Decide what you like best and stay there.

As I've said before, I've never used eliptical rings myself, but I do think that the science behind them is at the very least "very plausible*" if not much higher. The world's best cyclists use them (e.g., Wiggo, Maria :) ) and if you can find the placement that makes you happy, even if they aren't exactly 70 degrees, then I think you're golden.

Cheers,
Charles

* The physics behind the arugment for e-rings is solid. I'm a physicist (by training), not a biomechanist, so I can't state with any authority that this is the right thing to do and I do have enough psychology under my belt to know the placebo effect is a very real phenomena. Note that the placebo effect works both ways here. It is possible that the reason these didn't catch on is in fact because people didn't want to like them and therefore didn't.
 

noahvale

Member
This is how mine are set up.

This is how mine are set up. Same as when I had them on the Bacchetta for the past 5 years.

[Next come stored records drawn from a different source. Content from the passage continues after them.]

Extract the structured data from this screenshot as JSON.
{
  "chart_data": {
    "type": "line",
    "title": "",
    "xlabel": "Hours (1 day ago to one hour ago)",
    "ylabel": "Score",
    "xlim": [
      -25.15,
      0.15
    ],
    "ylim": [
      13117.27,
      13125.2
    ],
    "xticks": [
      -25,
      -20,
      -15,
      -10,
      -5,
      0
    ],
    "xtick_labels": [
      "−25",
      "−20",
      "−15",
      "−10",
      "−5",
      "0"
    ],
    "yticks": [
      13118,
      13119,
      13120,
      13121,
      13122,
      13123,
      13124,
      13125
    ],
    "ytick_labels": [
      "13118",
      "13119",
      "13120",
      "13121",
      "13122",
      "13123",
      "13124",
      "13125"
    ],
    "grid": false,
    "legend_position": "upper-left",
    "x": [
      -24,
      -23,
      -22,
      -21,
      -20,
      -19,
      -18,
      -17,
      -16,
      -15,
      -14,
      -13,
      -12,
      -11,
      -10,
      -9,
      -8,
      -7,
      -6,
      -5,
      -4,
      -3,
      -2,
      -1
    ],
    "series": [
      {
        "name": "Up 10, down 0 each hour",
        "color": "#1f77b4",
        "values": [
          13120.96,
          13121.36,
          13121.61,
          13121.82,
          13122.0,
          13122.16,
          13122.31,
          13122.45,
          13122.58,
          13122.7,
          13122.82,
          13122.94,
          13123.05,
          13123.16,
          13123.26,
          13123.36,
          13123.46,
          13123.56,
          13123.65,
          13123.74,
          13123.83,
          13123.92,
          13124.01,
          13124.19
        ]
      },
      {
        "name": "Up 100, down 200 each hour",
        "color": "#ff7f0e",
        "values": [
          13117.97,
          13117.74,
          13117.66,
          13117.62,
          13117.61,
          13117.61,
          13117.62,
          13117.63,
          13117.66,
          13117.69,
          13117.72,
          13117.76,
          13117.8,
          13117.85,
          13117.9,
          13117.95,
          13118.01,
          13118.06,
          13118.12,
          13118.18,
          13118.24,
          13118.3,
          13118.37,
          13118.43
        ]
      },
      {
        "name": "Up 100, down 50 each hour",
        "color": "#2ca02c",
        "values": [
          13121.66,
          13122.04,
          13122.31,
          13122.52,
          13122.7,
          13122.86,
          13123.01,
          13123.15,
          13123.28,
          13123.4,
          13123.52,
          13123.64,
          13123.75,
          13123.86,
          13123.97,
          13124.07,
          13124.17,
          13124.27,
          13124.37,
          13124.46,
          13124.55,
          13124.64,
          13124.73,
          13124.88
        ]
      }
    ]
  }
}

qrings.jpg height:461px; width:615px
 

John Tolhurst

Zen MBB Master
The chain up take angle is

The chain up take angle is central to the setting. The chain up take angle is different, so the setting would be different.
 

Tuloose

Guru
I know this is a divisive

I know this is a divisive subject that has knocked around BROL and other bike specific sites ever since Q Rings came out. There are the True Believers and the few Skeptics out there.
I have tried Q Rings and in my opinion they make no difference at all. If there is a difference it is so small that I cannot notice it.
I have Q Rings on my P- 38 and when I switch to my Silvio, which has a standard Ultegra triple, I notice no difference in pedaling cadence, ease of pedaling or better climbing ability. I really didn't notice any difference when I switched from standard to Q's on the P-38. Certainly there is a marked difference between the 2 bikes but as far as getting on the Silvio and thinking "gee, I wish I had my Q Rings on here" that just has not happened. Given a double blind test between 2 identical bikes, one with Q's and the other standard, I believe I would not be able to discern any difference.
A friend of mine tried Q's after he saw mine and he had the same experience as me.

Why all the claims and testimonials for the purported benefits of Q Rings then?
I think it is a placebo effect.
Once a person is convinced to pay the premium price for a set of non standard chain rings because of all the testimonials they have read they have a preconceived bias to believe all the hype.

If there is something to the "Q Effect" then science, not anecdotal accounts and a bunch of charts, should be able to provide the proof.
 

Robert Holler

Administrator
Staff member
I have used Q Rings on all of

I have used Q Rings on all of my recumbent bikes and trikes for several years and love the way they feel when set up properly. May give them a shot on the Silvio, but may wait until I get a second Vendetta (personal bike) and go for them at that time.

I have found that they give me a 1-2 gear advantage, particularly when climbing.

Robert
 

Rposar

Member
Q-Ring Adjustment Issue?

I recently sold my Silvio 1.0, on which I had installed Q-Rings. They worked great, seemed to give me more gearing and a little better top speed. When I attempted to install them on the Silvio 2.0, I could never get the full range of gears. The derailer dubs on either the largest or smallest gear. I can not seem to get it adjusted to get the full range of gears. I finally gave up and replaced my regular rings and have no issues shifting. I am considering attempting to install them on my Vendetta 2.0, to see if I have similar issues. Any one else having adjustment/shifting issues with Q-Rings?
 

noahvale

Member
If you spin at a high cadence

If you spin at a high cadence and your pedal stroke is even, then you probably would not benefit. I don't spin, I mash. I find that without Q-rings I get knee pain, a lot of it. After trying to get used to round rings on my trike, I switched it to Q-rings as well. No more knee pain.

It does take some work to adjust them properly. They work great on my Silvio with Sram Force shifters. Full range of gears with both rings. I use 53/39 rings.